Would its friend even recognize it now, it wondered?

It hardly recognized itself.

Wandering amongst the roots of the trees, right on the edges, it spotted a black figure approaching. It remained quiet and low to the ground, body as still as standing water. It did not initially plan on approaching, but the desire to get a closer look, curiosity, won out, and it crept nearer the trees' edge.

This would prove to be a mistake. Its front left paw caught a twig and it cracked, and the other wolf froze, staring in the Creature's direction.

It had frightened the wolf, which had not been its intention. Not wishing to continue to do so, it crept the rest of the way from its hiding spot, a chuff escaping it, body still pressed low to the ground.
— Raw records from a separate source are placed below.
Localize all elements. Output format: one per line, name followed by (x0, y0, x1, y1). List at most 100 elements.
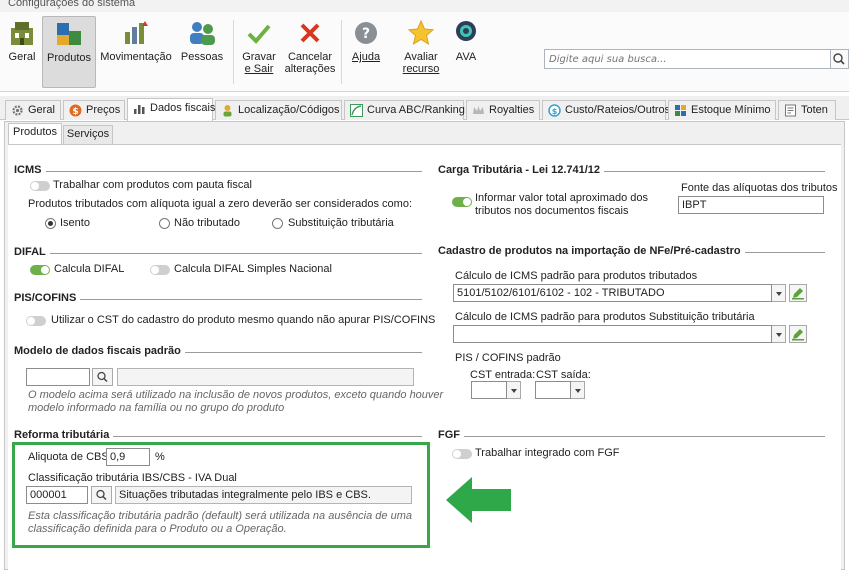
subtab-produtos[interactable]: Produtos (8, 123, 62, 145)
tab-custo[interactable]: $ Custo/Rateios/Outros (542, 100, 670, 120)
modelo-note-line1: O modelo acima será utilizado na inclusã… (28, 389, 444, 401)
building-icon (7, 18, 37, 48)
icms-title: ICMS (14, 164, 46, 176)
products-icon (54, 19, 84, 49)
ajuda-button[interactable]: ? Ajuda (346, 16, 386, 88)
fgf-toggle[interactable] (452, 449, 472, 459)
tab-precos-label: Preços (86, 104, 121, 116)
cst-entrada-select[interactable] (471, 381, 507, 399)
tab-curva-abc-label: Curva ABC/Ranking (367, 104, 465, 116)
icms-st-select[interactable] (453, 325, 772, 343)
tab-localizacao[interactable]: Localização/Códigos (215, 100, 342, 120)
pauta-toggle[interactable] (30, 181, 50, 191)
ava-button[interactable]: AVA (448, 16, 484, 88)
cst-saida-select[interactable] (535, 381, 571, 399)
fgf-title: FGF (438, 429, 464, 441)
help-icon: ? (351, 18, 381, 48)
edit-icon (792, 329, 804, 341)
cst-entrada-label: CST entrada: (470, 369, 536, 381)
coin-icon: $ (548, 104, 561, 117)
avaliar-recurso-button[interactable]: Avaliar recurso (398, 16, 444, 88)
tab-precos[interactable]: $ Preços (63, 100, 125, 120)
tab-estoque-minimo[interactable]: Estoque Mínimo (668, 100, 776, 120)
isento-radio[interactable] (45, 218, 56, 229)
piscofins-padrao-label: PIS / COFINS padrão (455, 352, 561, 364)
ava-label: AVA (455, 51, 477, 63)
classificacao-note-line1: Esta classificação tributária padrão (de… (28, 510, 412, 522)
svg-text:$: $ (552, 107, 558, 116)
geral-button[interactable]: Geral (4, 16, 40, 88)
produtos-label: Produtos (46, 52, 92, 64)
cst-saida-label: CST saída: (536, 369, 591, 381)
classificacao-note-line2: classificação definida para o Produto ou… (28, 523, 287, 535)
cst-entrada-dropdown[interactable] (507, 381, 521, 399)
geral-label: Geral (8, 51, 36, 63)
search-icon (833, 53, 845, 65)
calcula-difal-toggle[interactable] (30, 265, 50, 275)
classificacao-lookup-button[interactable] (91, 486, 112, 504)
icms-tributados-dropdown[interactable] (772, 284, 786, 302)
star-icon (406, 18, 436, 48)
modelo-code-input[interactable] (26, 368, 90, 386)
svg-text:?: ? (362, 26, 370, 42)
tab-toten[interactable]: Toten (778, 100, 836, 120)
informar-tributos-toggle[interactable] (452, 197, 472, 207)
edit-icon (792, 288, 804, 300)
window-title: Configurações do sistema (8, 0, 136, 9)
cancelar-alteracoes-button[interactable]: Cancelar alterações (284, 16, 336, 88)
gravar-sair-button[interactable]: Gravar e Sair (238, 16, 280, 88)
carga-title: Carga Tributária - Lei 12.741/12 (438, 164, 605, 176)
cancelar-label: Cancelar (287, 51, 333, 63)
icms-st-label: Cálculo de ICMS padrão para produtos Sub… (455, 311, 755, 323)
movimentacao-button[interactable]: Movimentação (99, 16, 173, 88)
substituicao-radio[interactable] (272, 218, 283, 229)
informar-line2: tributos nos documentos fiscais (475, 205, 629, 217)
piscofins-title: PIS/COFINS (14, 292, 81, 304)
aliquota-zero-label: Produtos tributados com alíquota igual a… (28, 198, 412, 210)
aliquota-cbs-input[interactable]: 0,9 (106, 448, 150, 466)
tab-localizacao-label: Localização/Códigos (238, 104, 340, 116)
close-icon (295, 18, 325, 48)
nao-tributado-radio[interactable] (159, 218, 170, 229)
search-box[interactable] (544, 49, 831, 69)
ribbon-separator (233, 20, 234, 84)
tab-estoque-minimo-label: Estoque Mínimo (691, 104, 771, 116)
ajuda-label: Ajuda (351, 51, 381, 63)
modelo-lookup-button[interactable] (92, 368, 113, 386)
modelo-description-field (117, 368, 414, 386)
subtab-servicos[interactable]: Serviços (63, 125, 113, 144)
tab-geral-label: Geral (28, 104, 55, 116)
produtos-button[interactable]: Produtos (42, 16, 96, 88)
calcula-difal-label: Calcula DIFAL (54, 263, 125, 275)
search-input[interactable] (545, 50, 830, 68)
tab-dados-fiscais[interactable]: Dados fiscais (127, 98, 216, 121)
tab-geral[interactable]: Geral (5, 100, 61, 120)
alteracoes-label: alterações (284, 63, 336, 75)
search-icon (96, 489, 107, 501)
curve-chart-icon (350, 104, 363, 117)
pessoas-button[interactable]: Pessoas (177, 16, 227, 88)
fonte-input[interactable]: IBPT (678, 196, 824, 214)
difal-rule (14, 253, 422, 254)
tab-curva-abc[interactable]: Curva ABC/Ranking (344, 100, 465, 120)
classificacao-code-input[interactable]: 000001 (26, 486, 88, 504)
gravar-label: Gravar (242, 51, 276, 63)
gear-icon (12, 105, 23, 116)
aliquota-cbs-label: Aliquota de CBS (28, 451, 109, 463)
nao-tributado-label: Não tributado (174, 217, 241, 229)
icms-st-edit-button[interactable] (789, 325, 807, 343)
icms-tributados-edit-button[interactable] (789, 284, 807, 302)
icms-tributados-select[interactable]: 5101/5102/6101/6102 - 102 - TRIBUTADO (453, 284, 772, 302)
tab-royalties[interactable]: Royalties (466, 100, 540, 120)
icms-st-dropdown[interactable] (772, 325, 786, 343)
cst-saida-dropdown[interactable] (571, 381, 585, 399)
tab-dados-fiscais-label: Dados fiscais (150, 102, 216, 114)
search-button[interactable] (831, 49, 849, 69)
percent-label: % (155, 451, 165, 463)
difal-title: DIFAL (14, 246, 50, 258)
difal-simples-toggle[interactable] (150, 265, 170, 275)
movimentacao-label: Movimentação (100, 51, 172, 63)
cadastro-title: Cadastro de produtos na importação de NF… (438, 245, 745, 257)
location-person-icon (223, 105, 232, 117)
utilizar-cst-toggle[interactable] (26, 316, 46, 326)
It still could not form words, and so it hoped to convey through nonverbal language that it was not a threat.

the staff team luvs u
#3
4 hours ago
Quote
It was a tense few moments.

Meticulously his gaze went over all as though he could turn every stone and flip back every leaf. Wait, leaves? In winter? Another blink, this time slow and coordinated as he sorted the fragments of a souring reality that dared to blend fact and fiction.

If the other was truly a threat, they could have had him dead to rights. Skulgris never found them until he heard the hushed call and only then did he pick out another not too dissimilar to himself, at least by color. Pressed flat to the earth, the wolf did what it did best, and blended well in shadows.

He curled his lips back, but did not growl. A silent warning and yet part invitation; he was curious, naturally, but did not take to being snuck up on. Fortune may have favored the bold but Skulgris knew caution kept them alive.